Determination of tramadol and O-desmethyltramadol in human plasma by high-performance liquid chromatography with mass spectrometry detection

• Published in: Talanta (Oxford) Vol. 75; no. 4; pp. 1104 - 1109
• Main Authors: Vlase, Laurian, Leucuta, Sorin E., Imre, Silvia
• Format: Journal Article
• Language: English
• Published: Amsterdam Elsevier B.V 30.05.2008; Oxford Elsevier
• Subjects: Administration, Oral; Analytical chemistry; Chemistry; Chromatographic methods and physical methods associated with chromatography; Chromatography, High Pressure Liquid; Exact sciences and technology; Humans; LC/MS; O-Desmethyltramadol; Other chromatographic methods; Pharmacokinetics; Reproducibility of Results; Spectrometric and optical methods; Spectrometry, Mass, Electrospray Ionization; Time Factors; Tramadol; Tramadol - analogs & derivatives; Tramadol - blood; Tramadol - metabolism; LC/MS; O-Desmethyltramadol; Pharmacokinetics; Tramadol; Water; Metabolite; Chromatographic retention; HPLC chromatography; Mobile phase; Retention time; Electrospray; Ion trap; Precipitation; Accuracy; Sample preparation; Detection limit; Standard curve; Tablet; Quantitative analysis; Correlation coefficient; Human; Stability; Coupled method; Secondary ion mass spectrometry; Liquid chromatography; Isocratic condition; Chemical ionization; Protein; Reversed phase chromatography; Perchloric acid; Acetonitrile; Mass spectrometry
• ISSN: 0039-9140; 1873-3573
• DOI: 10.1016/j.talanta.2008.01.006

A new simple, sensitive and selective liquid chromatography coupled with mass spectrometry (LC/MS) method for quantification of tramadol and its active metabolite O-desmethyltramadol in human plasma was validated.

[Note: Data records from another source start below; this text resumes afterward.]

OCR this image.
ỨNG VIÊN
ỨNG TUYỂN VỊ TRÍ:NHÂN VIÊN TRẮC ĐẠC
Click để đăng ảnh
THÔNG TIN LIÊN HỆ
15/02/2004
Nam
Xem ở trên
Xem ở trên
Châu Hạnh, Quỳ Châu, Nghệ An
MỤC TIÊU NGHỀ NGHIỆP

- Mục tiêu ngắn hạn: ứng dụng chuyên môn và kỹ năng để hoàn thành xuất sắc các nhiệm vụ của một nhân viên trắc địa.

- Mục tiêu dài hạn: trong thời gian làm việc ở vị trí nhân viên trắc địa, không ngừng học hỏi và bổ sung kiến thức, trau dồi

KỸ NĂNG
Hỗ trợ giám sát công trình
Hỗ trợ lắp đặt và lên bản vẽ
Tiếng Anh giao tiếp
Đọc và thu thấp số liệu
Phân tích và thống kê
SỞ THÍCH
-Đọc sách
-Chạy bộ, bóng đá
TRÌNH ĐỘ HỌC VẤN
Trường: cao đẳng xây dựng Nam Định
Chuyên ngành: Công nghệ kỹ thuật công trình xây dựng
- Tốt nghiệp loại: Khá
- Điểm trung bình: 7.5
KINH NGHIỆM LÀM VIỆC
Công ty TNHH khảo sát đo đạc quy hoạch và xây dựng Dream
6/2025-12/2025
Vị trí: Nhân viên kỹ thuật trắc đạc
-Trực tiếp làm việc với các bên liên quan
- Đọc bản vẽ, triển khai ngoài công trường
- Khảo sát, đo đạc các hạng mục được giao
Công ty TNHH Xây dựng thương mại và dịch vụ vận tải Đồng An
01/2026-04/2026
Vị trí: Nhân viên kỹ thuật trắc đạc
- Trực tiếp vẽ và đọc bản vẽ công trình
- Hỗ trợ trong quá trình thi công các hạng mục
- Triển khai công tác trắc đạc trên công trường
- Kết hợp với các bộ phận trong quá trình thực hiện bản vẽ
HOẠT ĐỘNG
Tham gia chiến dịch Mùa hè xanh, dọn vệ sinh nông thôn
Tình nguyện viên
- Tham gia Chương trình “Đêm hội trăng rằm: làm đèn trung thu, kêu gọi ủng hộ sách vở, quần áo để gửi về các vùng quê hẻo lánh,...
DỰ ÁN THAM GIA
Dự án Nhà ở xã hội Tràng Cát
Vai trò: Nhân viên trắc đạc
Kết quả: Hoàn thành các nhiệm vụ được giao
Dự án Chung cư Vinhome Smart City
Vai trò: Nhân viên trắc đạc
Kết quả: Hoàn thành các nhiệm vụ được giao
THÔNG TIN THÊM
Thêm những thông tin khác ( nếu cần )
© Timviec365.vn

The tramadol and its metabolite were separated on a reversed phase column (Zorbax SB-C18, 100 mm × 3.0 mm I.D., 3.5 μm) under isocratic conditions using a mobile phase of a 10:90 (v/v) mixture of acetonitrile and 0.2% (v/v) trifluoroacetic acid in water. The flow rate was 1 ml/min at the column temperature 45 °C. In these chromatographic conditions, the retention times were 2.3 min for O-desmethyltramadol and 3.5 min for tramadol, respectively. The detection of both analytes was in SIM mode using an ion trap mass spectrometer with electrospray positive ionisation. The monitored ions were m/ z 264 for tramadol and m/ z 250 for its metabolite. The sample preparation was very simple and rapid and consisted in plasma protein precipitation from 0.2 ml plasma using 0.2 ml solution of perchloric acid 7%. Calibration curves were generated over the range of 2–300 ng/ml for both analytes with values for coefficient of correlation greater than 0.998 and by using a weighted (1/ y) quadratic regression. The values of precision and accuracy for tramadol at quantification limit were less than 10.9% and 5.1, respectively, both for within- and between-run. For O-desmethyltramadol, precision and accuracy at quantification limit were 10.1% and −9.9% for within-run determinations and 6.7% and 10.4% for between-run determinations, respectively. The mean recovery for both analytes was 96%. Both tramadol and its metabolite demonstrated good short-term, long-term, post-preparative and freeze–thaw stability. This is the first reported method for analysis of tramadol and O-desmethyltramadol in human plasma that uses protein precipitation as sample processing procedure. The method is very simple and allows obtaining a very good recovery of both analytes. The validated LC/MS method has been applied to a pharmacokinetic study of 50 mg tramadol tablets on healthy volunteers.